JC – Après une récolte 2020 très mauvaise, les récoltes 2021 ont été globalement bonnes, voire même très bonnes. De quoi donner du baume au cœur aux agriculteurs jusqu’à la fin de l’année 2021. D’autant que les cours à la fois des céréales et des produits animaux s’étaient raffermis dans des proportions plutôt raisonnables. Donc globalement une bonne année agricole 2021. Mais c’était là sans compter sur un premier semestre 2022 beaucoup plus anxiogène !
La guerre en Ukraine, l’inflation insensée du prix du gaz, des engrais, des matières premières agricoles et par voie de conséquence du prix des aliments du bétail… Et puis concomitamment à l’invasion russe en Ukraine, les Pays-de-la-Loire ont connu fin février / début mars 2022, les affres de la grippe aviaire qui a décimé les élevages de volailles. Enfin un déficit hydrique important est apparu sur ce premier semestre de 2022 dont les conséquences sur l’exercice suivant 2022-2023 seront particulièrement sévères.
Que dire des résultats du groupe sur cette période ?
Jacques Bourgeais – Les résultats du groupe ont bénéficié d’un contexte agricole 2021 porteur et des bonnes récoltes. Les résultats économiques au 30 juin 2022 se situent dans la continuité des bons résultats de 2020-2021. D’autant que certaines filiales se sont particulièrement bien comportées :
- Les métiers de la jardinerie et du paysage ont poursuivi leur belle dynamique. Cavac Distribution et Vertys ont sur-performé.
- Le métier de l’isolation des bâtiments que porte Cavac Biomatériaux (marque Biofib’) a lui aussi été porté par une dynamique favorable ; à un point tel que les installations industrielles existantes sont aujourd’hui saturées.
- Le pôle négoce agricole VSN a lui aussi enregistré un très bon résultat.
S’agissant du pôle agroalimentaire, les évolutions ont été plus contrastées car l’inflation brutale des charges (prix des matières premières et charges d’exploitation) a été souvent compliquée à répercuter aux clients. Dans la perspective d’un exercice 2022-2023 rendu plus compliqué au regard de la sécheresse historique de l’été 2022, les comptes au 30 juin ont été arrêtés de façon délibérément très prudente et anticipent quelque peu certaines déconvenues à venir. Le résultat net consolidé au 30 juin 2022 a été ainsi arrêté à 7,6 millions d’euros pour une capacité d’autofinancement de 30,2 millions d’euros.

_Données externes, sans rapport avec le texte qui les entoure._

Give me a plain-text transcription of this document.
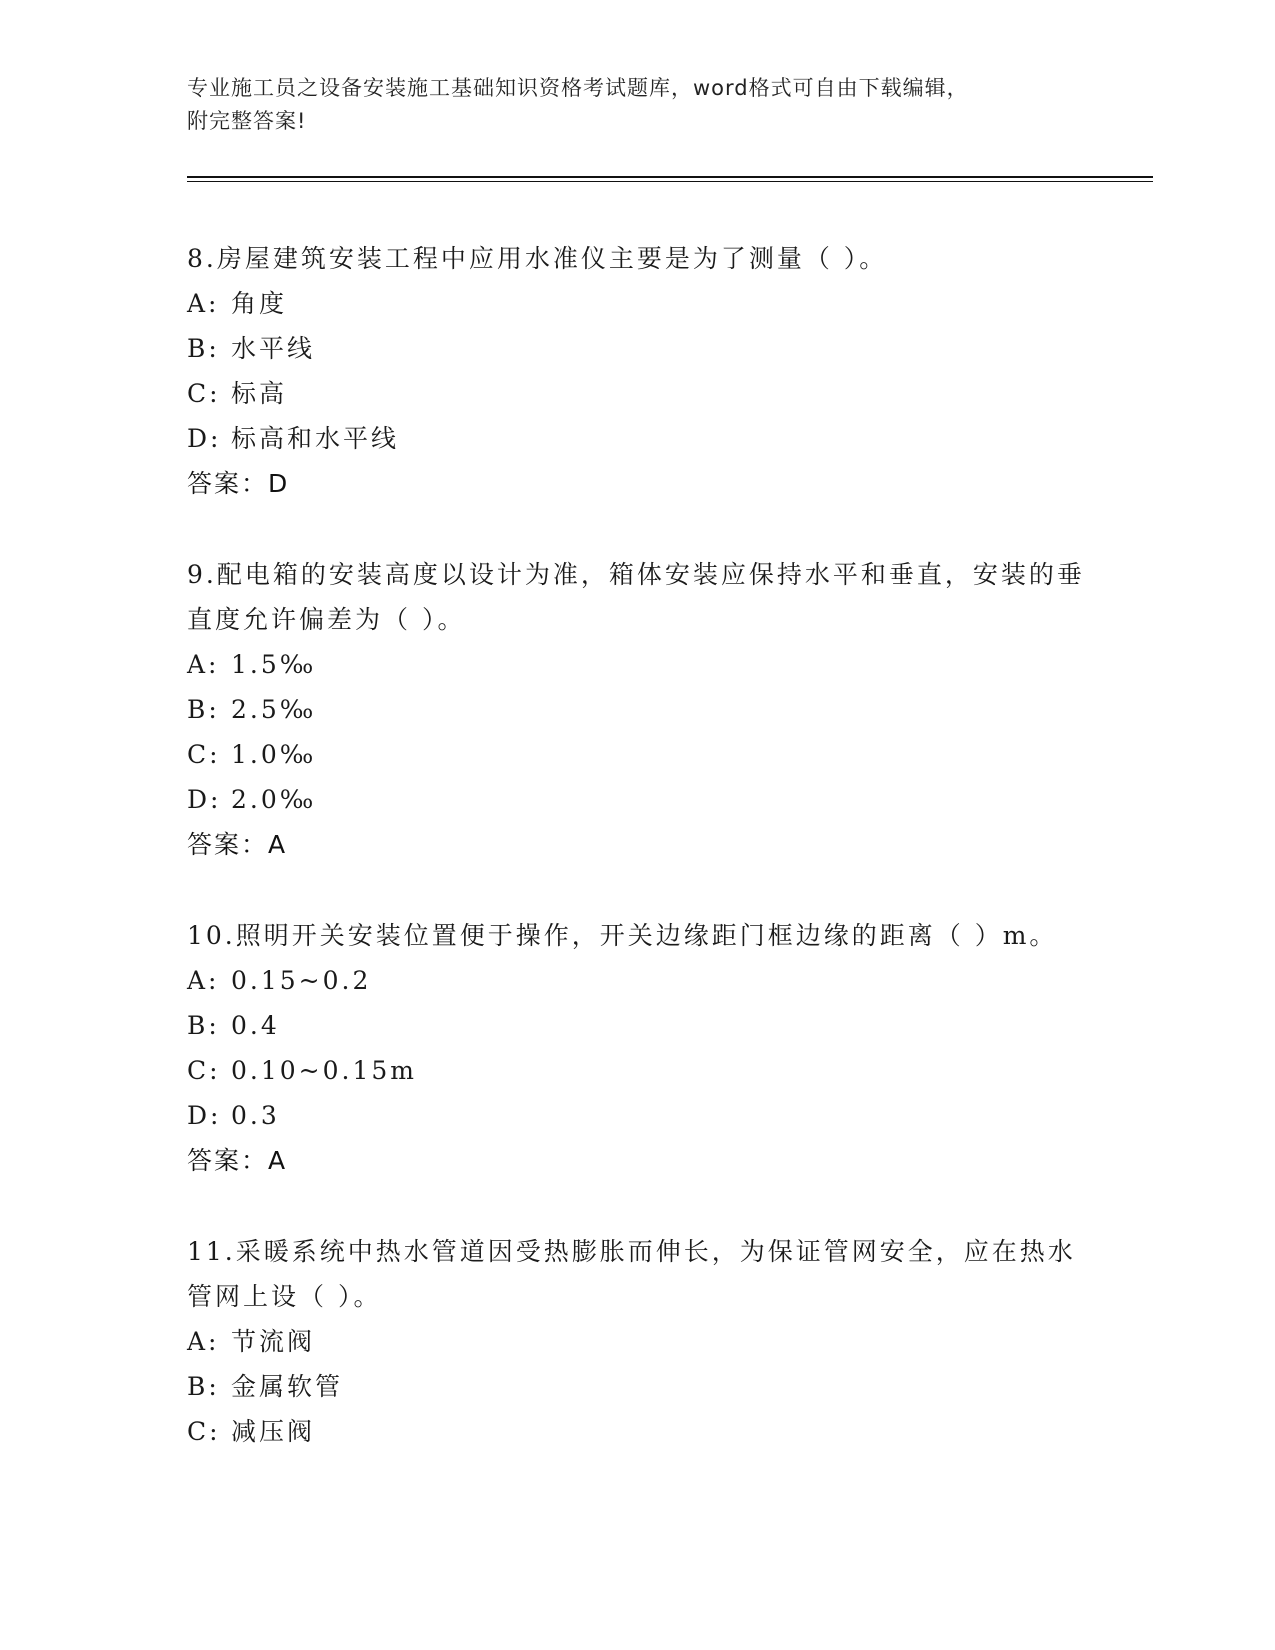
专业施工员之设备安装施工基础知识资格考试题库，word格式可自由下载编辑，
附完整答案!

8.房屋建筑安装工程中应用水准仪主要是为了测量（ ）。

A: 角度
B: 水平线
C: 标高
D: 标高和水平线
答案：D

9.配电箱的安装高度以设计为准，箱体安装应保持水平和垂直，安装的垂直度允许偏差为（ ）。

A: 1.5‰
B: 2.5‰
C: 1.0‰
D: 2.0‰
答案：A

10.照明开关安装位置便于操作，开关边缘距门框边缘的距离（ ）m。

A: 0.15~0.2
B: 0.4
C: 0.10~0.15m
D: 0.3
答案：A

11.采暖系统中热水管道因受热膨胀而伸长，为保证管网安全，应在热水管网上设（ ）。

A: 节流阀
B: 金属软管
C: 减压阀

Quelles auront été les principales initiatives du groupe en matière d’investissements et d’activités nouvelles ?
JB. L’enveloppe d’investissements du groupe sur l’exercice 2021-2022 est du même ordre que celle de l’exercice précédent et elle atteint 21 millions d’euros. Très en-deçà de la capacité d’autofinancement.
Les investissements récurrents (véhicules, informatique, gros entretien des usines – silos – unités industrielles) participent quasiment pour moitié à cette enveloppe. Au-delà, il a été acquis sur le secteur Marais, une capacité de stockage de céréales de 10 000 tonnes ; il a été démarré la construction du nouveau site de conditionnement de légumes secs et des bureaux à Mouilleron-le- Captif ; il a été acquis sur ce même site, des chambres froides permettant une meilleure conservation des familles semences et légumes secs ; il a été réalisé une rénovation des installations « froid» sur la station pommes de terre des Epesses. Il a été réimplanté les bureaux de l’activité petits ruminants Ovicap (ovins viande, ovins lait et caprins) à proximité du pôle bovins Bovineo.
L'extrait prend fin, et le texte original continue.